Das deutsche Tierbefreiungsarchiv dokumentiert die Geschichte der Tierbewegungen. Tobias Sennhauser (TIF) sprach mit dem Historiker und Aktivisten Tom* Zimmermann über die Entstehung der deutschen Tierrechtsbewegung sowie den Schulterschluss zwischen Ernährung und sozialem Engagement.

Text: Tier im Fokus (TIF)

TOBIAS SENNHAUSER: Nach dem 2. Weltkrieg begann die Industrialisierung der Landwirtschaft und das Aufkommen der Massentierhaltung. Der Tierschutz konnte damals bereits auf eine rund 100-jährige Tradition zurückblicken. Wieso konnte er die Massentierhaltung nicht verhindern?
TOM* ZIMMERMANN: Teile der Tierschutz-NGOs in Deutschland unterstützte in der Debatte um eine Erneuerung des Tierschutzgesetzes eher die Agrarlobby. Das war Ende der 1960er bzw. Anfang der 1970er Jahre. Die Stimmen der Tiere, die andere NGOs vertraten, blieben ungehört. Zynisch könnte man auf deine Frage also antworten: Der Tierschutz konnte die Massentierhaltung nicht verhindern, weil er es nicht wollte.

Wieso das?
Vielleicht liegt dies an der über 100-jährigen Tradition. Die Idee der Massentierhaltung wirkte wie eine logische Folge der Hygienediskussionen des 19. und frühen 20. Jahrhunderts. Kommt hinzu: Die wenigsten Stimmen innerhalb der Tierschutzbewegung lehnten Fleischessen ab. Ausserdem fokussierte sich der Tierschutz zu dieser Zeit auf Haustiere wie Hunde oder Katzen.

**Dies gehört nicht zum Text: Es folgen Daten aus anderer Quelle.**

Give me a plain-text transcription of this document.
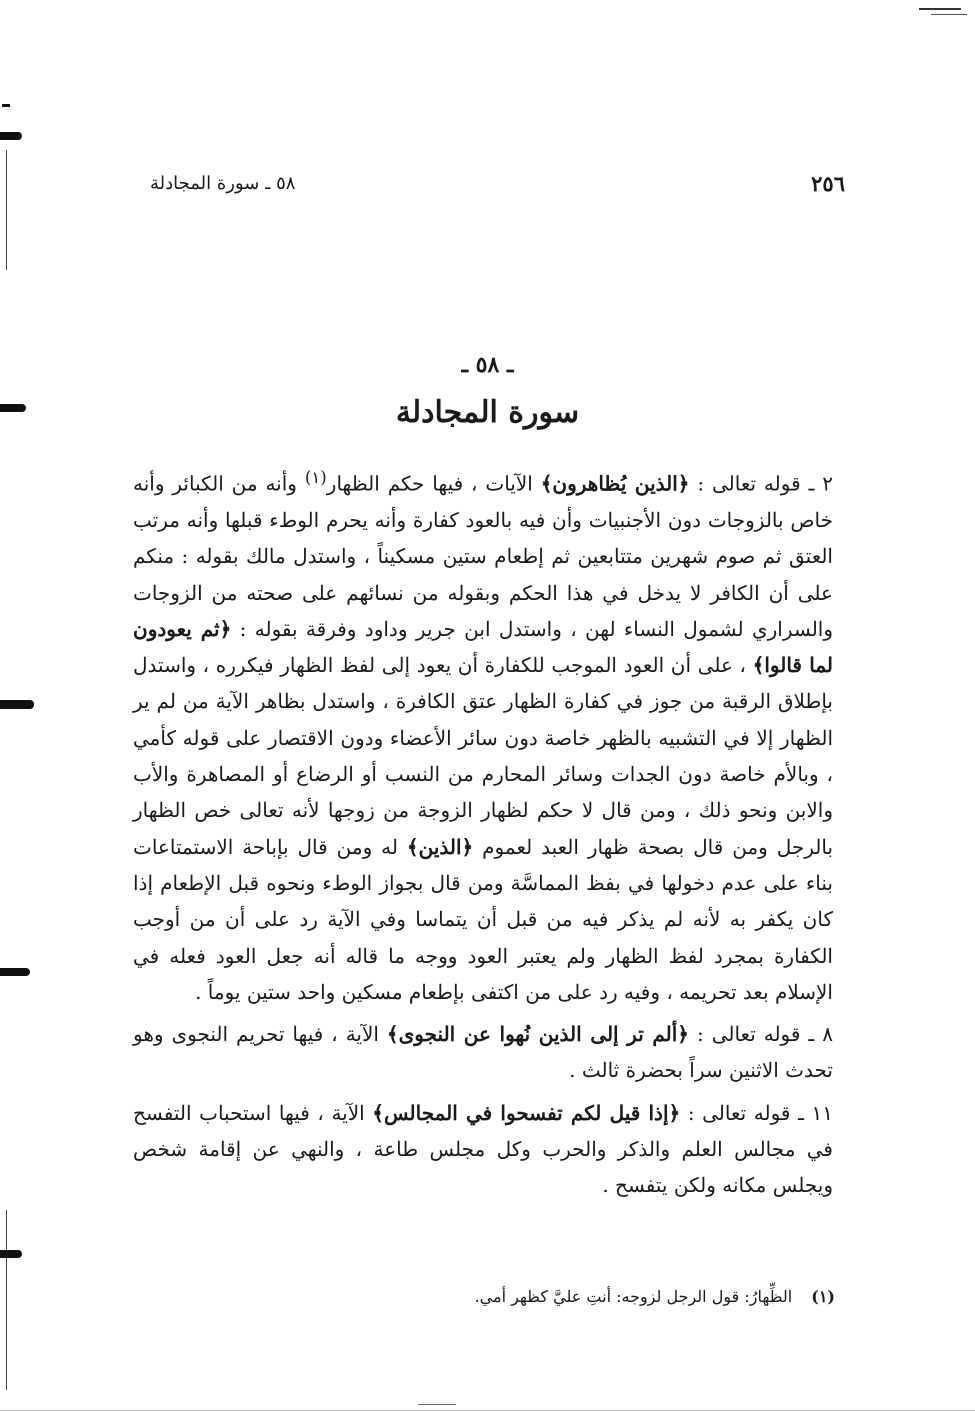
٢٥٦
٥٨ ـ سورة المجادلة
ـ ٥٨ ـ
سورة المجادلة

٢ ـ قوله تعالى : ﴿الذين يُظاهرون﴾ الآيات ، فيها حكم الظهار$^{(١)}$ وأنه من الكبائر وأنه خاص بالزوجات دون الأجنبيات وأن فيه بالعود كفارة وأنه يحرم الوطء قبلها وأنه مرتب العتق ثم صوم شهرين متتابعين ثم إطعام ستين مسكيناً ، واستدل مالك بقوله : منكم على أن الكافر لا يدخل في هذا الحكم وبقوله من نسائهم على صحته من الزوجات والسراري لشمول النساء لهن ، واستدل ابن جرير وداود وفرقة بقوله : ﴿ثم يعودون لما قالوا﴾ ، على أن العود الموجب للكفارة أن يعود إلى لفظ الظهار فيكرره ، واستدل بإطلاق الرقبة من جوز في كفارة الظهار عتق الكافرة ، واستدل بظاهر الآية من لم ير الظهار إلا في التشبيه بالظهر خاصة دون سائر الأعضاء ودون الاقتصار على قوله كأمي ، وبالأم خاصة دون الجدات وسائر المحارم من النسب أو الرضاع أو المصاهرة والأب والابن ونحو ذلك ، ومن قال لا حكم لظهار الزوجة من زوجها لأنه تعالى خص الظهار بالرجل ومن قال بصحة ظهار العبد لعموم ﴿الذين﴾ له ومن قال بإباحة الاستمتاعات بناء على عدم دخولها في بفظ المماسَّة ومن قال بجواز الوطء ونحوه قبل الإطعام إذا كان يكفر به لأنه لم يذكر فيه من قبل أن يتماسا وفي الآية رد على أن من أوجب الكفارة بمجرد لفظ الظهار ولم يعتبر العود ووجه ما قاله أنه جعل العود فعله في الإسلام بعد تحريمه ، وفيه رد على من اكتفى بإطعام مسكين واحد ستين يوماً .

٨ ـ قوله تعالى : ﴿ألم تر إلى الذين نُهوا عن النجوى﴾ الآية ، فيها تحريم النجوى وهو تحدث الاثنين سراً بحضرة ثالث .

١١ ـ قوله تعالى : ﴿إذا قيل لكم تفسحوا في المجالس﴾ الآية ، فيها استحباب التفسح في مجالس العلم والذكر والحرب وكل مجلس طاعة ، والنهي عن إقامة شخص ويجلس مكانه ولكن يتفسح .

(١) الظِّهارُ: قول الرجل لزوجه: أنتِ عليَّ كظهر أمي.
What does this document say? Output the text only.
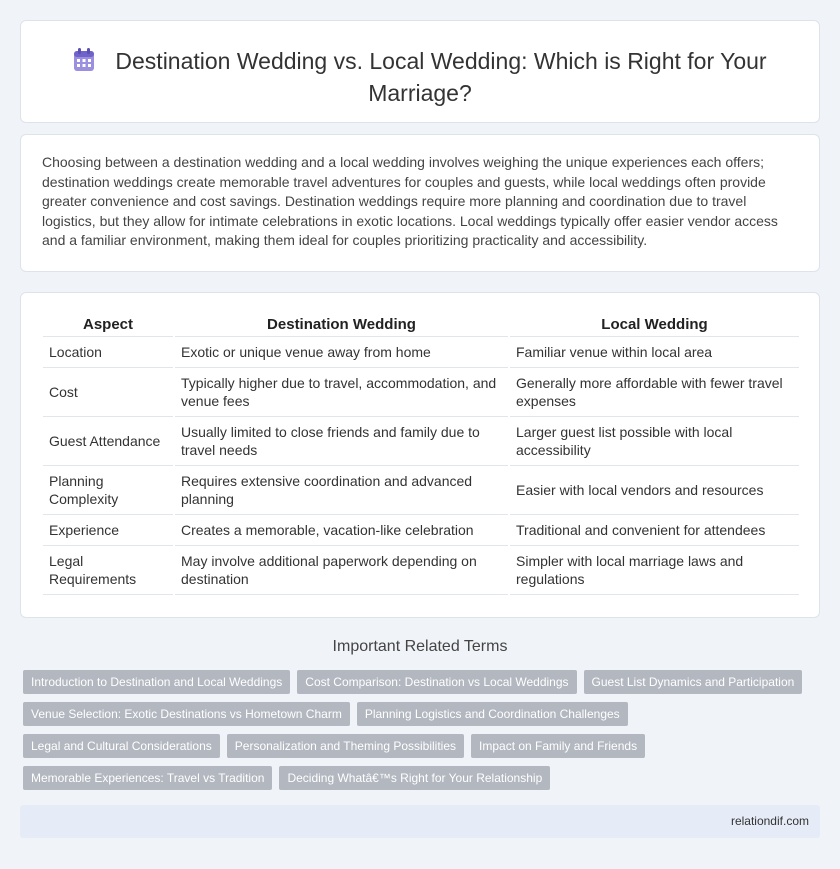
Destination Wedding vs. Local Wedding: Which is Right for Your Marriage?

Choosing between a destination wedding and a local wedding involves weighing the unique experiences each offers; destination weddings create memorable travel adventures for couples and guests, while local weddings often provide greater convenience and cost savings. Destination weddings require more planning and coordination due to travel logistics, but they allow for intimate celebrations in exotic locations. Local weddings typically offer easier vendor access and a familiar environment, making them ideal for couples prioritizing practicality and accessibility.

Aspect	Destination Wedding	Local Wedding
Location	Exotic or unique venue away from home	Familiar venue within local area
Cost	Typically higher due to travel, accommodation, and venue fees	Generally more affordable with fewer travel expenses
Guest Attendance	Usually limited to close friends and family due to travel needs	Larger guest list possible with local accessibility
Planning Complexity	Requires extensive coordination and advanced planning	Easier with local vendors and resources
Experience	Creates a memorable, vacation-like celebration	Traditional and convenient for attendees
Legal Requirements	May involve additional paperwork depending on destination	Simpler with local marriage laws and regulations
Important Related Terms
Introduction to Destination and Local Weddings	Cost Comparison: Destination vs Local Weddings	Guest List Dynamics and Participation
Venue Selection: Exotic Destinations vs Hometown Charm	Planning Logistics and Coordination Challenges
Legal and Cultural Considerations	Personalization and Theming Possibilities	Impact on Family and Friends
Memorable Experiences: Travel vs Tradition	Deciding Whatâ€™s Right for Your Relationship
relationdif.com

Durch das Versagen des Tierschutzes und vor allem durch die ans Tageslicht geholten Bilder aus Versuchslaboren entstand in den 1970er Jahren die radikalere Tierrechtsbewegung.

Die Rede war damals von den «autonomen Tierschützern». Was waren das für Leute?
Sie  engagierten sich vor allem gegen Tierversuche. Viele hatten zuvor klassische Mittel sozialer Bewegungen genutzt, also Demonstrationen, Infostände oder Petitionen. Über die Zeit beschlich sie allerdings das Gefühl, diese Aktionen helfe Tieren zu wenig. Hinzu kam die Kritik am bürgerlichen Tierschutz, der keine Abschaffung aller Tierversuche forderte. Das wollten die Aktivist*innen ändern, direkt für einzelne Tiere. Also begannen sie, Tiere zu befreien.

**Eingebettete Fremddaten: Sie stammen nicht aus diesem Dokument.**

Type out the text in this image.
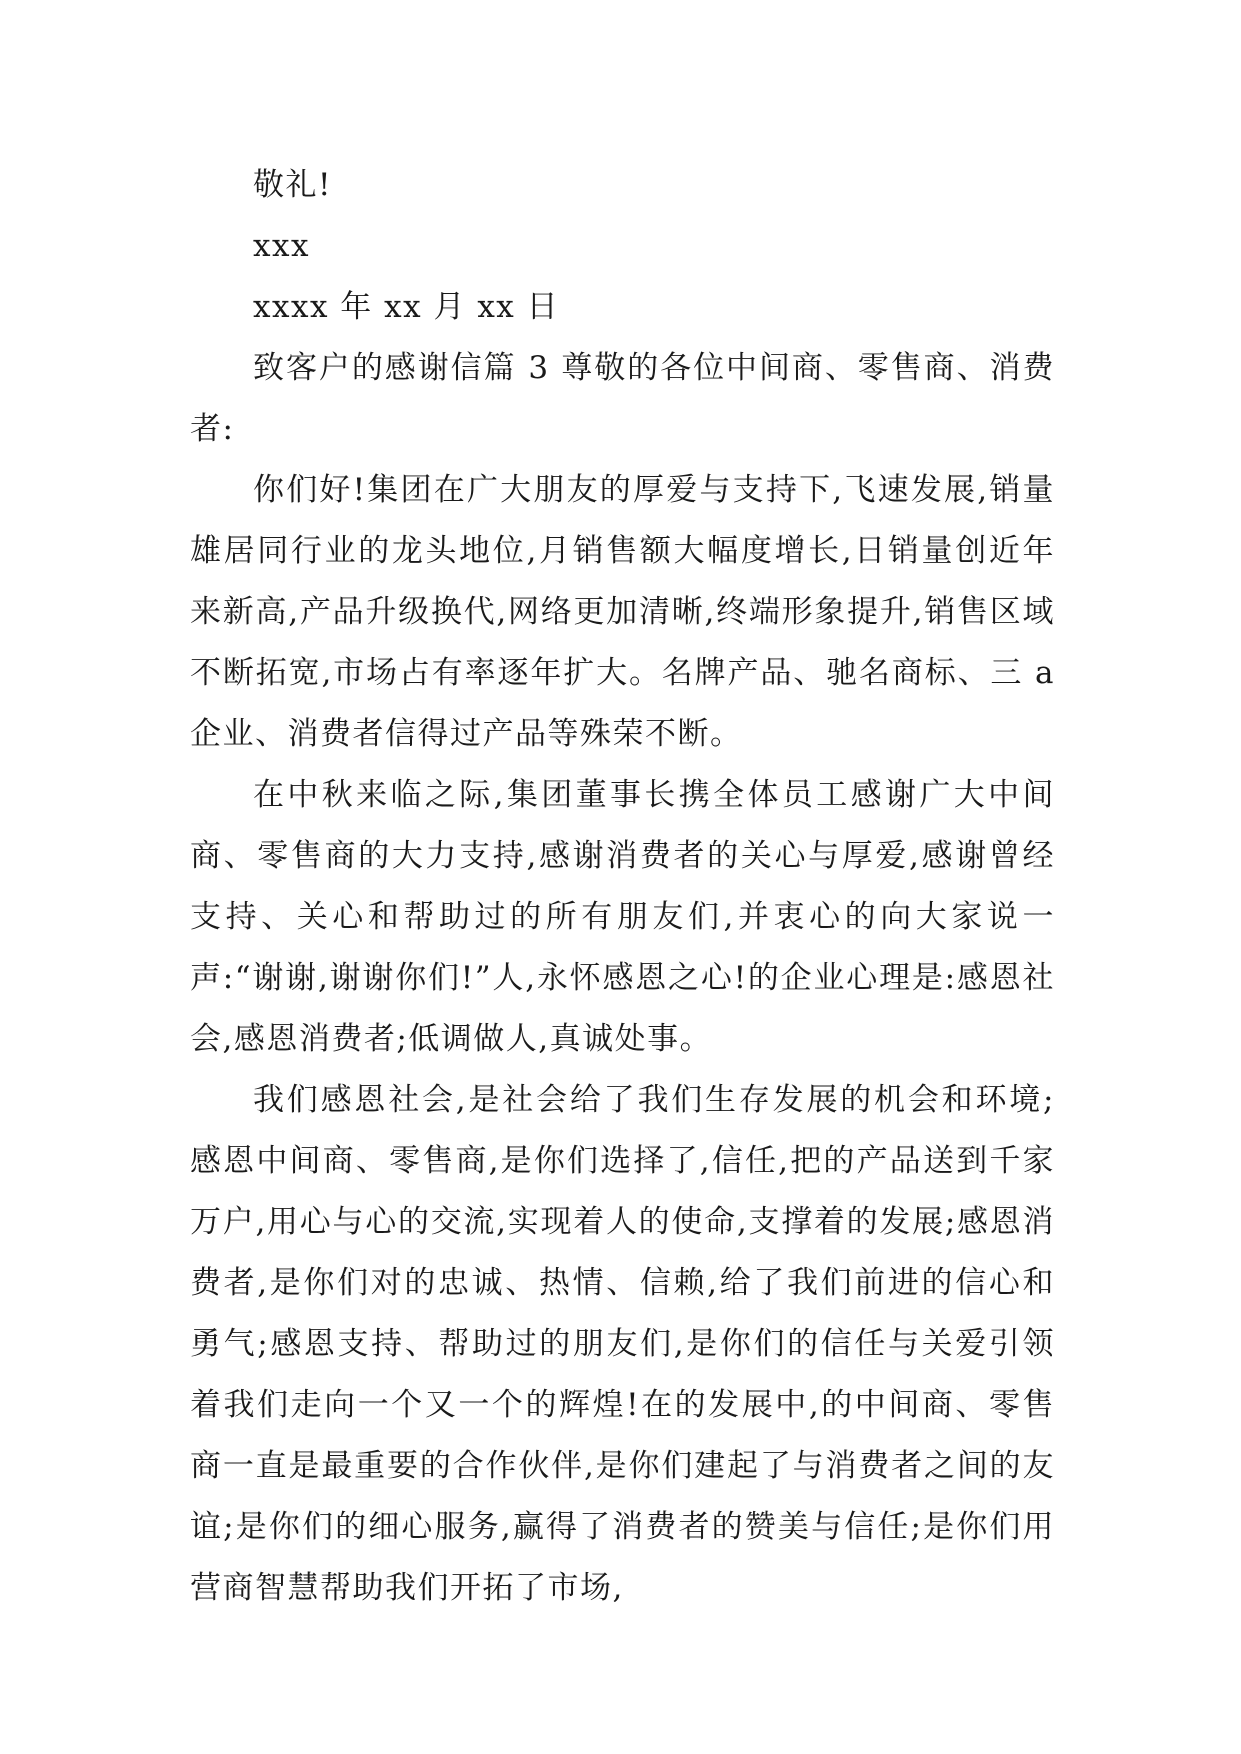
敬礼!

xxx

xxxx 年 xx 月 xx 日

致客户的感谢信篇 3 尊敬的各位中间商、零售商、消费者:

你们好!集团在广大朋友的厚爱与支持下,飞速发展,销量雄居同行业的龙头地位,月销售额大幅度增长,日销量创近年来新高,产品升级换代,网络更加清晰,终端形象提升,销售区域不断拓宽,市场占有率逐年扩大。名牌产品、驰名商标、三 a 企业、消费者信得过产品等殊荣不断。

在中秋来临之际,集团董事长携全体员工感谢广大中间商、零售商的大力支持,感谢消费者的关心与厚爱,感谢曾经支持、关心和帮助过的所有朋友们,并衷心的向大家说一声:“谢谢,谢谢你们!”人,永怀感恩之心!的企业心理是:感恩社会,感恩消费者;低调做人,真诚处事。

我们感恩社会,是社会给了我们生存发展的机会和环境;感恩中间商、零售商,是你们选择了,信任,把的产品送到千家万户,用心与心的交流,实现着人的使命,支撑着的发展;感恩消费者,是你们对的忠诚、热情、信赖,给了我们前进的信心和勇气;感恩支持、帮助过的朋友们,是你们的信任与关爱引领着我们走向一个又一个的辉煌!在的发展中,的中间商、零售商一直是最重要的合作伙伴,是你们建起了与消费者之间的友谊;是你们的细心服务,赢得了消费者的赞美与信任;是你们用营商智慧帮助我们开拓了市场,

Das geschah unter dem Label «Autonomer Tierschutz». Das Label verwies darauf, dass sich die Aktiven unabhängig von grösseren Organisationen engagierten.

Beschränkten sich die Aktionen des autonomen Tierschutzes auf Tierbefreiungen?
Nein. Es kamen auch Sabotageakte hinzu: Laboratorien wurden zerstört und Forschungsergebnisse entwendet oder vernichtet. Ausserdem wurde die Pressearbeit immer besser, so dass Fotos aus Laboren vermehrt an die Öffentlichkeit gelangten.

Der Staat reagierte mit Repression. Aktive der «Hamburger Bande» wurden 1985 während dem Versuch, einen Laborneubau zu zerstören, festgenommen. Der Vorwurf der Staatsanwaltschaft lautete: «Bildung und Mitgliedschaft in einer terroristischen Organisation». Schlussendlich wurden die Aktiven nicht wegen der Bildung einer terroristischen Organisation verurteilt, dennoch gab es Bewährungsstrafen zwischen 7 und 12 Monaten.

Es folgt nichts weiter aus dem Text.